January soybean futures closed at USD10.29 ½, up 19 ½ cents, December soymeal at USD308.70 up USD4.30 and December soy oil at 39.81 cents, up 4 points. Last week's export shipments were a marketing year high of 1,636,200 MT and inspections for this week are at 1,628,715 MT, underlying the fact that soybean demand remains very strong. Most of the business continues to come from China. Concerns remain over drought in parts of Argentina, with Oil World cutting its 2010 crop production estimate there by 2 MMT for the second month in a row to 48 MMT.


December corn futures closed at USD4.02, down ¼ cent, and March corn at USD4.17 ½, unchanged. Whilst demand seems to have slackened off the past few weeks, the USDA today announced a sale to Mexico of 209,983 MT for the 2009/10 marketing year and 77,364 MT for 2010/11 delivery. The US harvest is well behind schedule at just 54% completed as of Sunday, harvesting this week is expected make slower progress than the past 2 weeks with recurring showers on 3-4 days, according to Gail Martell of Martell Crop Projections.
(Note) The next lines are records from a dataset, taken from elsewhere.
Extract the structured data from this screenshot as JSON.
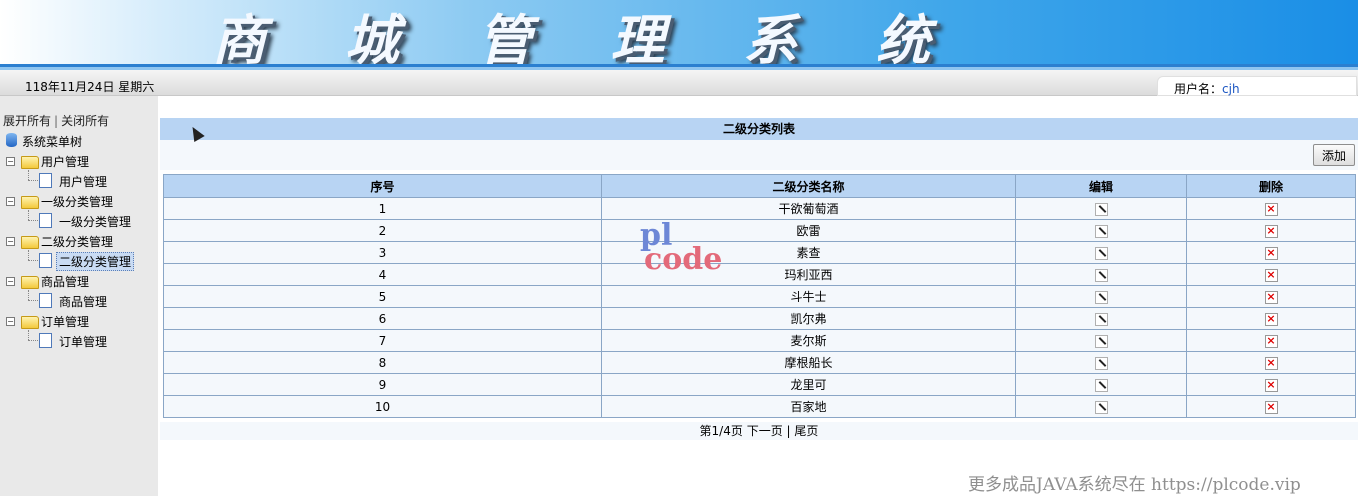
{
  "header": {
    "title": "商 城 管 理 系 统"
  },
  "infobar": {
    "date": "118年11月24日 星期六",
    "user_label": "用户名：",
    "username": "cjh"
  },
  "sidebar": {
    "expand_all": "展开所有",
    "separator": "|",
    "collapse_all": "关闭所有",
    "root": "系统菜单树",
    "groups": [
      {
        "label": "用户管理",
        "child": "用户管理"
      },
      {
        "label": "一级分类管理",
        "child": "一级分类管理"
      },
      {
        "label": "二级分类管理",
        "child": "二级分类管理"
      },
      {
        "label": "商品管理",
        "child": "商品管理"
      },
      {
        "label": "订单管理",
        "child": "订单管理"
      }
    ]
  },
  "main": {
    "title": "二级分类列表",
    "add_label": "添加",
    "columns": [
      "序号",
      "二级分类名称",
      "编辑",
      "删除"
    ],
    "rows": [
      {
        "no": "1",
        "name": "干欲葡萄酒"
      },
      {
        "no": "2",
        "name": "欧雷"
      },
      {
        "no": "3",
        "name": "素查"
      },
      {
        "no": "4",
        "name": "玛利亚西"
      },
      {
        "no": "5",
        "name": "斗牛士"
      },
      {
        "no": "6",
        "name": "凯尔弗"
      },
      {
        "no": "7",
        "name": "麦尔斯"
      },
      {
        "no": "8",
        "name": "摩根船长"
      },
      {
        "no": "9",
        "name": "龙里可"
      },
      {
        "no": "10",
        "name": "百家地"
      }
    ],
    "pager": {
      "page_info": "第1/4页",
      "next": "下一页",
      "separator": "|",
      "last": "尾页"
    }
  },
  "watermark": {
    "logo_top": "pl",
    "logo_bottom": "code",
    "note": "更多成品JAVA系统尽在 https://plcode.vip"
  },
  "colors": {
    "header_blue": "#1a8ee6",
    "table_header": "#b8d4f3",
    "link_blue": "#1b56c2",
    "delete_red": "#dd0000"
  }
}
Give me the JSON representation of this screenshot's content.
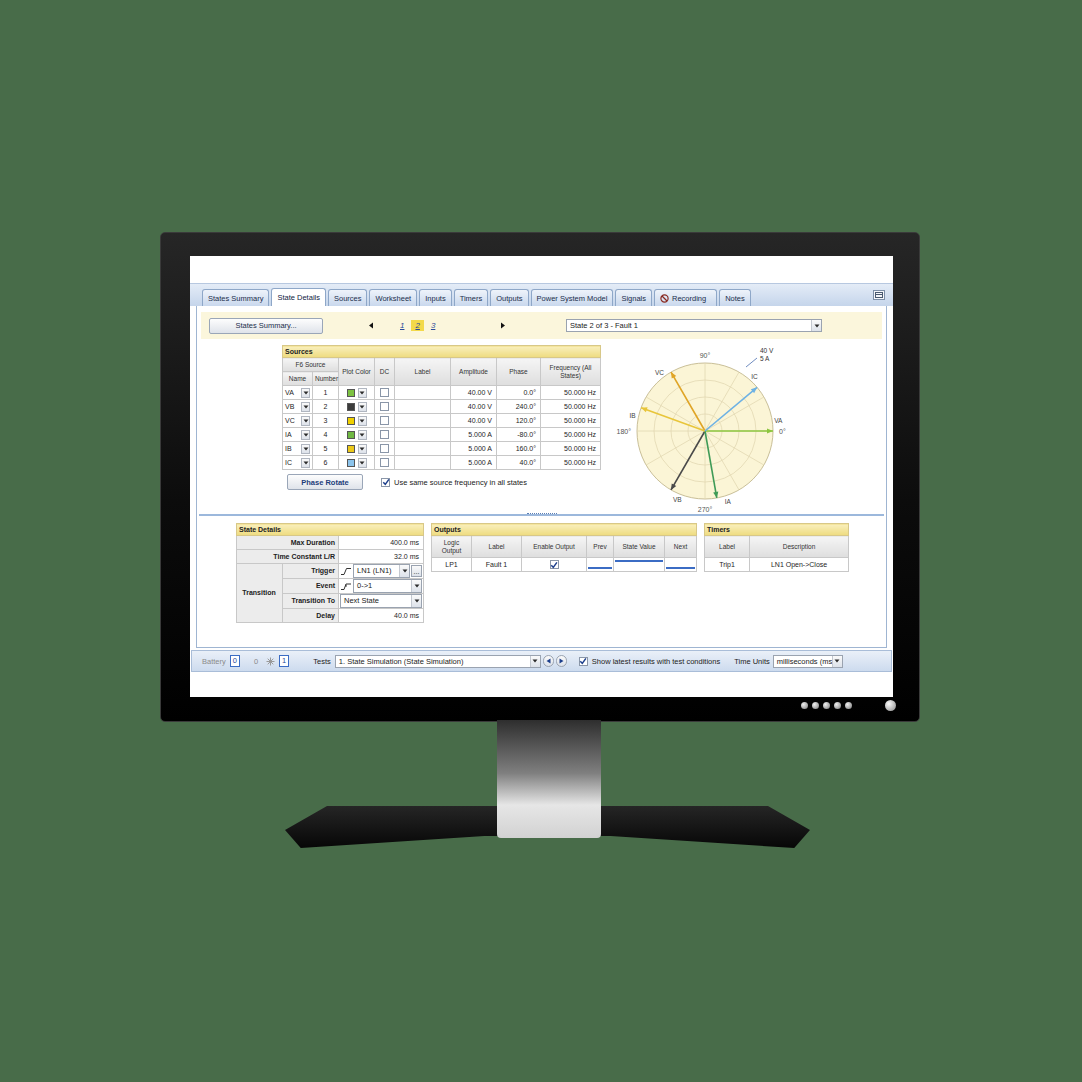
{
  "tabs": [
    {
      "label": "States Summary",
      "selected": false,
      "kind": "plain"
    },
    {
      "label": "State Details",
      "selected": true,
      "kind": "plain"
    },
    {
      "label": "Sources",
      "selected": false,
      "kind": "plain"
    },
    {
      "label": "Worksheet",
      "selected": false,
      "kind": "plain"
    },
    {
      "label": "Inputs",
      "selected": false,
      "kind": "plain"
    },
    {
      "label": "Timers",
      "selected": false,
      "kind": "plain"
    },
    {
      "label": "Outputs",
      "selected": false,
      "kind": "plain"
    },
    {
      "label": "Power System Model",
      "selected": false,
      "kind": "plain"
    },
    {
      "label": "Signals",
      "selected": false,
      "kind": "plain"
    },
    {
      "label": "Recording",
      "selected": false,
      "kind": "icon"
    },
    {
      "label": "Notes",
      "selected": false,
      "kind": "plain"
    }
  ],
  "toolbar": {
    "summary_button": "States Summary...",
    "pages": [
      {
        "label": "1",
        "selected": false
      },
      {
        "label": "2",
        "selected": true
      },
      {
        "label": "3",
        "selected": false
      }
    ],
    "state_select": "State 2 of 3 - Fault 1"
  },
  "sources": {
    "title": "Sources",
    "group": "F6 Source",
    "columns": {
      "name": "Name",
      "number": "Number",
      "color": "Plot Color",
      "dc": "DC",
      "label": "Label",
      "amplitude": "Amplitude",
      "phase": "Phase",
      "frequency": "Frequency (All States)"
    },
    "rows": [
      {
        "name": "VA",
        "number": "1",
        "color": "#7dc242",
        "dc": false,
        "label": "",
        "amplitude": "40.00 V",
        "phase": "0.0°",
        "frequency": "50.000 Hz"
      },
      {
        "name": "VB",
        "number": "2",
        "color": "#3c3c3c",
        "dc": false,
        "label": "",
        "amplitude": "40.00 V",
        "phase": "240.0°",
        "frequency": "50.000 Hz"
      },
      {
        "name": "VC",
        "number": "3",
        "color": "#f0d000",
        "dc": false,
        "label": "",
        "amplitude": "40.00 V",
        "phase": "120.0°",
        "frequency": "50.000 Hz"
      },
      {
        "name": "IA",
        "number": "4",
        "color": "#6fb843",
        "dc": false,
        "label": "",
        "amplitude": "5.000 A",
        "phase": "-80.0°",
        "frequency": "50.000 Hz"
      },
      {
        "name": "IB",
        "number": "5",
        "color": "#ecc919",
        "dc": false,
        "label": "",
        "amplitude": "5.000 A",
        "phase": "160.0°",
        "frequency": "50.000 Hz"
      },
      {
        "name": "IC",
        "number": "6",
        "color": "#8cc4ec",
        "dc": false,
        "label": "",
        "amplitude": "5.000 A",
        "phase": "40.0°",
        "frequency": "50.000 Hz"
      }
    ]
  },
  "phase_rotate": "Phase Rotate",
  "same_frequency": {
    "label": "Use same source frequency in all states",
    "checked": true
  },
  "phasor": {
    "angle_labels": [
      {
        "text": "90°",
        "angle": 90
      },
      {
        "text": "180°",
        "angle": 180
      },
      {
        "text": "270°",
        "angle": 270
      },
      {
        "text": "0°",
        "angle": 0
      }
    ],
    "scale": [
      "40 V",
      "5 A"
    ],
    "vectors": [
      {
        "label": "VA",
        "angle": 0,
        "level": 1,
        "color": "#8cc63f"
      },
      {
        "label": "VB",
        "angle": 240,
        "level": 1,
        "color": "#4a4a4a"
      },
      {
        "label": "VC",
        "angle": 120,
        "level": 1,
        "color": "#e0a526"
      },
      {
        "label": "IA",
        "angle": -80,
        "level": 1,
        "color": "#3f9b57"
      },
      {
        "label": "IB",
        "angle": 160,
        "level": 1,
        "color": "#e8c53a"
      },
      {
        "label": "IC",
        "angle": 40,
        "level": 1,
        "color": "#6eb2e4"
      }
    ]
  },
  "state_details": {
    "title": "State Details",
    "rows": [
      {
        "label": "Max Duration",
        "value": "400.0 ms"
      },
      {
        "label": "Time Constant L/R",
        "value": "32.0 ms"
      }
    ],
    "transition": {
      "label": "Transition",
      "more_button": "...",
      "rows": [
        {
          "label": "Trigger",
          "value": "LN1 (LN1)",
          "kind": "trigger"
        },
        {
          "label": "Event",
          "value": "0->1",
          "kind": "event"
        },
        {
          "label": "Transition To",
          "value": "Next State",
          "kind": "select"
        },
        {
          "label": "Delay",
          "value": "40.0 ms",
          "kind": "text"
        }
      ]
    }
  },
  "outputs": {
    "title": "Outputs",
    "columns": [
      "Logic Output",
      "Label",
      "Enable Output",
      "Prev",
      "State Value",
      "Next"
    ],
    "rows": [
      {
        "logic_output": "LP1",
        "label": "Fault 1",
        "enabled": true
      }
    ]
  },
  "timers": {
    "title": "Timers",
    "columns": [
      "Label",
      "Description"
    ],
    "rows": [
      {
        "label": "Trip1",
        "description": "LN1 Open->Close"
      }
    ]
  },
  "status_bar": {
    "battery_label": "Battery",
    "battery_value": "0",
    "counter": "0",
    "counter_value": "1",
    "tests_label": "Tests",
    "test": "1. State Simulation (State Simulation)",
    "show_latest": {
      "label": "Show latest results with test conditions",
      "checked": true
    },
    "time_units_label": "Time Units",
    "time_units": "milliseconds (ms)"
  }
}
December wheat futures finished the day at USD5.74 ¾, up 12 ½ cents. Large spec shorts have left themselves vulnerable to a correction in the wheat market that few had foreseen, with wheat prices having gained 30% since the first week of October. US SRW wheat plantings are expected to decline 15-20% this winter due to the delayed corn and soybean harvest and soggy soil conditions. The dollar is near the low end of the past 15 month trading range, that should make US wheat attractive to foreign buyers but it is not reflected in the export picture yet. Japan are expected to buy 71,000 MT of US wheat in a routine tender Thursday.